CONTINHA DO GAZZETTA

Hoje vamos esmiuçar pra você a primeira parte (principal) do fechamento das contas de 2020 da Prefeitura de Bauru, último ano da gestão Gazzetta. O boletim oficial da Finanças, corretamente, aponta o significativo saldo financeiro e menciona, no mesmo instante, o que já está com despesa contratada (empenhada). Assim, fazendo a continha simples você terá, no mesmo boletim (anexo) que o saldo livre em conta deixado para a prefeita Suéllen em 1 de janeiro de 20212 é de R$ 6.330.774,25.  NÃO É BEM ISSO!

CADERNETA NA MÃO

Por causa da pandemia, mesmo com ajuda federal de mais de R$ 47 milhões, o governo Gazzetta deixou R$ 5,5 milhões de parcelas da dívida federal (PAC Asfalto + Mensalidades da Federalização) para pagar.

De outro lado, o governo anterior deixou um rombo de R$ 7 milhões nas contas da Emdurb, pouco mais de 10% de todo o Orçamento Anual da empresa municipal. A informação foi dada pelo presidente da empresa Luiz Carlos Valle ao CONTRAPONTO. O presidente anterior, Eclair Teixeira, já havia projetado (no meio do ano, conosco, em matéria) que os efeitos da perda de receita seriam de 10% do Orçamento.

Por isso é que é preciso por tudo na ‘caderneta’. Dívida é dívida! Conta é conta! Se a gente considerar só o que mostra o “balanço” oficial não consegue enxergar o legado real que um prefeito deixa para o outro.
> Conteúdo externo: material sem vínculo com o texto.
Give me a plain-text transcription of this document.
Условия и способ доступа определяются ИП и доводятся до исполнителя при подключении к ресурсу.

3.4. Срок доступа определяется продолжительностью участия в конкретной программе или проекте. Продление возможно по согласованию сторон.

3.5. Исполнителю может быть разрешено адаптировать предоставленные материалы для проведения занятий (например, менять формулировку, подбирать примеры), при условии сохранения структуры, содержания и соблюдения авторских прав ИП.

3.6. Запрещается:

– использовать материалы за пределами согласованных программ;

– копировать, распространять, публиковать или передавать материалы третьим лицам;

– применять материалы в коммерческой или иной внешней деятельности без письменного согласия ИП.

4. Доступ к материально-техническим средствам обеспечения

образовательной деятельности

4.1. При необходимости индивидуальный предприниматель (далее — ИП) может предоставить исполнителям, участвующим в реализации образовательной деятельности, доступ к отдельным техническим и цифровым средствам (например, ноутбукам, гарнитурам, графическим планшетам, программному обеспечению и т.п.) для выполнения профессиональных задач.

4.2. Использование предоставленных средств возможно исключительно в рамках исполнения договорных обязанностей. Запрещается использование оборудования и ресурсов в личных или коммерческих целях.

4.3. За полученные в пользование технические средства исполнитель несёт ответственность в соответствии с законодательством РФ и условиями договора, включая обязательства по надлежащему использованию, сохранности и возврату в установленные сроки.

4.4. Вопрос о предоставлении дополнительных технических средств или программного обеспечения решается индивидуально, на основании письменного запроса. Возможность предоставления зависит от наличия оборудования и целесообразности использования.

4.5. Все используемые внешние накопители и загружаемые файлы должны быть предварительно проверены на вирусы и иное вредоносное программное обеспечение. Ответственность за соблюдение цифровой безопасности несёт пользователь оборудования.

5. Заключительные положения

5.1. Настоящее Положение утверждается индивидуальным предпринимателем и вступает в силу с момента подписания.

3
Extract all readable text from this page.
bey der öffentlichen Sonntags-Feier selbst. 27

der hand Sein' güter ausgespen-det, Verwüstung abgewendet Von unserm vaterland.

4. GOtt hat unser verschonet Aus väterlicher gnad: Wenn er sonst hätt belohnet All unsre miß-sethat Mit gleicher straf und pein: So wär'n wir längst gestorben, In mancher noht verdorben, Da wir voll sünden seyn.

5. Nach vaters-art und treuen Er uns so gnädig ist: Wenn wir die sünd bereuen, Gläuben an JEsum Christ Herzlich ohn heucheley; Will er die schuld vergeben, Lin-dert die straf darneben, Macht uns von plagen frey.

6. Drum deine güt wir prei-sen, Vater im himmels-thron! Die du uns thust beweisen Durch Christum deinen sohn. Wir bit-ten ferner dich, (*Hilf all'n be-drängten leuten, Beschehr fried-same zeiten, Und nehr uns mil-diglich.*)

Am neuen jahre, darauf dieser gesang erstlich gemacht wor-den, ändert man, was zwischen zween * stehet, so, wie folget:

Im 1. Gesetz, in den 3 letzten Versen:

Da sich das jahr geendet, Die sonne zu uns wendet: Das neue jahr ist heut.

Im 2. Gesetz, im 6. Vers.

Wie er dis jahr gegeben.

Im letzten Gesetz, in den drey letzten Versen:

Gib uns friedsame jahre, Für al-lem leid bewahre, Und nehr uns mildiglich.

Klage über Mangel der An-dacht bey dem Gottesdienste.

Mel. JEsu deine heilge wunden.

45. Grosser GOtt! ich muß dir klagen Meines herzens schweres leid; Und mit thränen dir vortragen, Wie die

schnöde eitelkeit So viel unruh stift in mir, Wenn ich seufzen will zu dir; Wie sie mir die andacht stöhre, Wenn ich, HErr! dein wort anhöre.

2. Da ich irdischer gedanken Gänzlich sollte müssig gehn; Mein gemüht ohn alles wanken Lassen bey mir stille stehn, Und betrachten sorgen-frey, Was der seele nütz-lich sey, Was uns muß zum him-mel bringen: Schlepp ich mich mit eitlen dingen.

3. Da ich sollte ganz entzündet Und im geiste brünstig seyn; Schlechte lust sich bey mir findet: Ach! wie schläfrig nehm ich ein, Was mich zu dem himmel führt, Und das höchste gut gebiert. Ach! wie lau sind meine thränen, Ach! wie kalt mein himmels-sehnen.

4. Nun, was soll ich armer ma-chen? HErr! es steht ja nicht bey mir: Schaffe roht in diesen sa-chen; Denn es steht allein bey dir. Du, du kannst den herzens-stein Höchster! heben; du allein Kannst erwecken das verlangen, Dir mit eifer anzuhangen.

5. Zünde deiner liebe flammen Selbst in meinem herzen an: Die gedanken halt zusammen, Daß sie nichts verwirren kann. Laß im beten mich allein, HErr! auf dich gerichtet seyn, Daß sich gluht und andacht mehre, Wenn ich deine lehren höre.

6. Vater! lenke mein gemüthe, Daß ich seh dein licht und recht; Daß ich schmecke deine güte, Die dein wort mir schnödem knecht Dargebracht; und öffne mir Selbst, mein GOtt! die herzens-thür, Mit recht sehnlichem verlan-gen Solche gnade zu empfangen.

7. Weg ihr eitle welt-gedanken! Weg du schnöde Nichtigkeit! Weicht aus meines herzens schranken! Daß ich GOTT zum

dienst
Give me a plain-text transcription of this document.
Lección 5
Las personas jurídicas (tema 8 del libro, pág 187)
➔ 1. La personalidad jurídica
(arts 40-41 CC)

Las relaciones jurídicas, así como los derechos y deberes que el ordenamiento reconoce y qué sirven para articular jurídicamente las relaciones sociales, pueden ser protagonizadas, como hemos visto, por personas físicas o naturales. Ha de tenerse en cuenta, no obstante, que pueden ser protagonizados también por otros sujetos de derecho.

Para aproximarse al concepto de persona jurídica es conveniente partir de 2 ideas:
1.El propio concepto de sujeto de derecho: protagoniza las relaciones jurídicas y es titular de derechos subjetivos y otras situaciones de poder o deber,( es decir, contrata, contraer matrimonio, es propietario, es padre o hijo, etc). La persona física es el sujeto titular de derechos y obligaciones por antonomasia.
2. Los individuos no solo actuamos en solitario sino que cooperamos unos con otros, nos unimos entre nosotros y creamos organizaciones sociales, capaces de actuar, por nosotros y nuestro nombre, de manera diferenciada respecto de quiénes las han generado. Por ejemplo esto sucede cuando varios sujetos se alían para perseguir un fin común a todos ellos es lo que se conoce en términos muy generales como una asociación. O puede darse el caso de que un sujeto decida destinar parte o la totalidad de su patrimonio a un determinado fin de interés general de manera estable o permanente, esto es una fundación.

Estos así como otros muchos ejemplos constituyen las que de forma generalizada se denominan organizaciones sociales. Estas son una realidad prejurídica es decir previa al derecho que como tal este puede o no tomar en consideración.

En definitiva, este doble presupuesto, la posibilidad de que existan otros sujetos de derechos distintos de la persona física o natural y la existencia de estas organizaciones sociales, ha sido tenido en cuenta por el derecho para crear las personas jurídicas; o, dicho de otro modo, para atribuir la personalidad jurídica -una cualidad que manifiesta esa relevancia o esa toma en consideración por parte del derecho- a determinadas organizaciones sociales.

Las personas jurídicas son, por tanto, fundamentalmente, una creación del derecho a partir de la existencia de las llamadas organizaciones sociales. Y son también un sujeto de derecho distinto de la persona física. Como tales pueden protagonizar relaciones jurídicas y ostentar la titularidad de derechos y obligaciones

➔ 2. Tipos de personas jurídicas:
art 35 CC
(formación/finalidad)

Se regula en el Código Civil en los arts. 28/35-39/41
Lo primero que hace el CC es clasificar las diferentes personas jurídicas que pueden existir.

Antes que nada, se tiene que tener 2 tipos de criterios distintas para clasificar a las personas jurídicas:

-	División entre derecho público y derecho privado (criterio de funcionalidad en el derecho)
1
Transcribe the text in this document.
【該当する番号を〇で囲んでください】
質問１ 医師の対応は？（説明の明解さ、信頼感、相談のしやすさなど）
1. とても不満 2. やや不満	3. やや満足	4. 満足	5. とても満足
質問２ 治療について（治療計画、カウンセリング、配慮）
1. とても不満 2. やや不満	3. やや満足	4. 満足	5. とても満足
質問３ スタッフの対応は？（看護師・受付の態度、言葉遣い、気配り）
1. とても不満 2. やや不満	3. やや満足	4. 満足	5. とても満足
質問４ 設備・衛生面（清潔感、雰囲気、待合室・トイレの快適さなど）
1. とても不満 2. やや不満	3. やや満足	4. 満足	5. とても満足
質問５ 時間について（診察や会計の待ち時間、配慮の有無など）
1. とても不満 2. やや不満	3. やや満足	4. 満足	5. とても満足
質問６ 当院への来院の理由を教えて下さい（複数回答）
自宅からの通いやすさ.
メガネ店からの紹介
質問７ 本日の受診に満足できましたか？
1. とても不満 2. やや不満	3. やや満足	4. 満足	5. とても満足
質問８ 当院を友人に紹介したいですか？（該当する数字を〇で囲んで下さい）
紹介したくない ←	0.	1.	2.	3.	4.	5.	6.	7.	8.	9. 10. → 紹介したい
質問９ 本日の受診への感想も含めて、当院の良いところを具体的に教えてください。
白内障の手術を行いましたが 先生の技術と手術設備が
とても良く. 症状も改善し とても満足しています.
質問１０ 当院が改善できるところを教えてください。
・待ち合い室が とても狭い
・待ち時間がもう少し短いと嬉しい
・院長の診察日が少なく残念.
Assim, mesmo considerando apenas dois itens (de vários outros que também não foram resolvidos, outros em litígio e outros ainda nem contabilizados), o governo Gazzetta deixa (no frigir dos ovos) um papagaio de R$ 12,5 milhões e saldo de R$ 6,3 milhões em seu último ano.

DINHEIRO LIVRE

Do saldo de verba “livre” para gastar de R$ 6,3 milhões, a conta para contrato para cobrir despesas Covid tem R$ 3,6 milhões de renovação. Com isso, Suéllen, de fato, iniciou o ano com R$ 2,4 milhões para utilizar. O próprio Gazzetta confirmou este valor em entrevista de balanço, no final do ano…

DECIFRANDO

Para quem foi cauteloso e leu todo o boletim oficial de Finanças  também é preciso decifrar as informações técnicas. Traz o boletim que “a Prefeitura de Bauru encerrou o fechamento das contas de 2020 apresentando um saldo financeiro nas contas de R$ 195.364.744,45, sendo R$ 64.217.292,87 referentes a recursos próprios e R$ 131.147.451,58 de recursos vinculados.
Tais recursos serão utilizados em 2021 para lastrear os restos a pagar de exercícios anteriores que totalizam o valor de R$ 69.154.939,68. Os demais valores estão vinculados em sua grande maioria em despesas específicas nas diversas secretarias, fundos e convênios, como é o caso, por exemplo, dos recursos de obra da Estação de Tratamento de Esgoto. Dos recursos próprios discricionários livres para utilização em 2021 o valor é na ordem de R$ 6.330.774,25″.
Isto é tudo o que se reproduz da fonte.